Tüm bu olumsuzluklara rağmen hiçbir engel Allah’a kul olmaya, ibadet etmeye engel olamaz. Engelli olmak ibadetlerden muaf olmak demek değildir. Herkes gücü nispetinde kulluk görevini yerine getirmelidir. Ayrıca dinimiz kolaylık dinidir. Teyemmüm, mesh, ima ile namaz kılmak gibi ibadetleri kolaylaştırıcı pek çok unsur vardır.
Bir rahatsızlığı yüzünden ayakta namaz kılmakta zorlanan ve nasıl namaz kılacağının soran bir sahabeye Peygamberimiz (S.A.V.) “Namazını ayakta kıl, eğer buna gücün yetmezse oturarak, buna da gücün yetmezse yaslanarak kıl.” buyurmuştur.
Farz namazları ayakta kılmaya güç yetiremeyen kimseler, ayakta kıldıkları takdirde başka bir rahatsızlığı oluşanlar veya hastalığının artması ya da iyileşmesinin gecikmesi söz konusu olan kimseler namazlarını oturarak kılabilirler. Rüku ve secde yapmaya güç yetiremeyen kimseler de namazını ima ile kılabilir.

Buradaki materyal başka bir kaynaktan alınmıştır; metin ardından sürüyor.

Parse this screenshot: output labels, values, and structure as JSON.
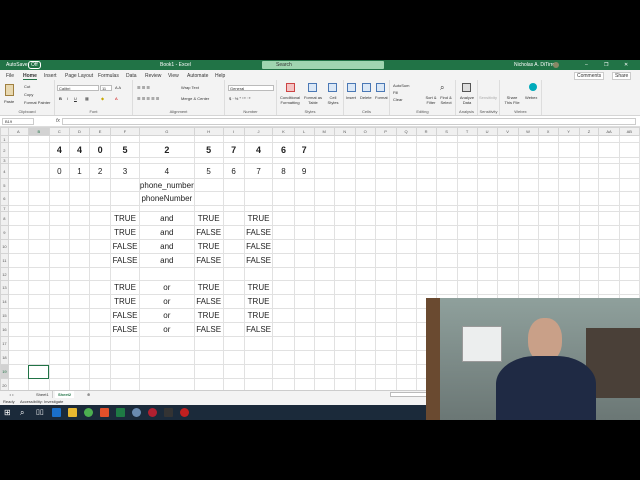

Abdestte yıkanması farz olan bir organı eksik olan bedensel engellinin, eksik olan organını yıkama yükümlülüğü de ortadan kalkmıştır. Takılan protezlerin yıkanması veya mesh edilmesi gerekmez. Temiz olmaları yeterlidir.
Sağlıklı insanlar kolaylıkla abdest alıp, rahatlıkla namaz kılabilirken; bedensel engelli birinin abdest almakta ve namaz kılmakta zorlandığı halde bunu yapması ne kadar anlamlı… Öyle değil mi?